Known as one of the founders of digital illustration, John Hersey has created a mural (displayed prominently in our showroom) that uses stylized graphics to convey the complexity of today’s office − a landscape of diverse activities difficult to capture in a single photograph. While this mural evokes language tools, it’s context that matters. Every element of design functions in concert with all of those around it. Color and texture, the furniture and finishes create a visual language. Scale and form are instant communication. Materials such as wood, metal and textiles are tied to the language of sensation and significance.
Teknion's 2019 showroom considers three types of work cultures − how they differ, how they are alike, how the culture feels and how it is expressed through space design and furniture application. We call these Agile, Aligned and Astute.
The work culture we call Agile thrives on action. In this culture, people move nimbly from one task to another and from place to place without fixed address: exchanging one’s place at a desk to sharing a sofa, from gathering at a table to finding a quiet corner or booth to escape the buzz. Ultimately, the furniture and the space represent a culture that serves people who seek a high level of participation and collaboration.
Stable structure, proven processes and a narrative that informs culture are characteristics of an aligned company culture. An aligned work environment addresses the broad spectrum of work. This is a varied and amenity-rich workplace, one that enables group work and protects privacy. Equally, the design of the office, its format and furnishings, should allow the company to evolve and transform over time.

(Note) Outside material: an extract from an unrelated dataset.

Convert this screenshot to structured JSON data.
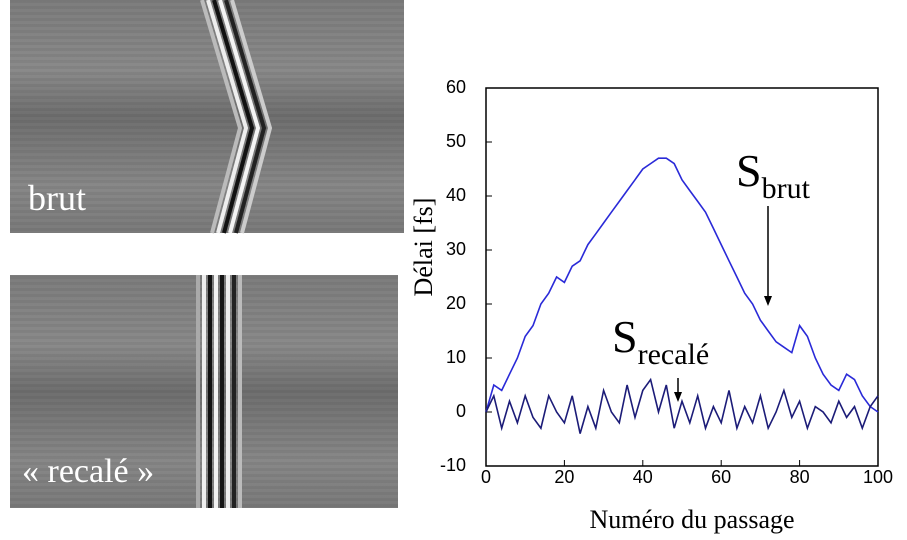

Prominent, long-established astute companies prove the merit of rigor in doing business, yet many also see value in loosening organizational structures and relaxing the formality of the workplace, if not the work ethic. Rather than building a culture, time-honored companies may lean towards preserving culture, maintaining the norms of behavior and a traditional workplace. At the same time, most leaders know that a healthy culture needs to evolve, to be adroit enough to adapt when change can propel business forward. Many established firms are now looking for creative ways to integrate new workstyles and workplace formats to create a less “stuffy” office.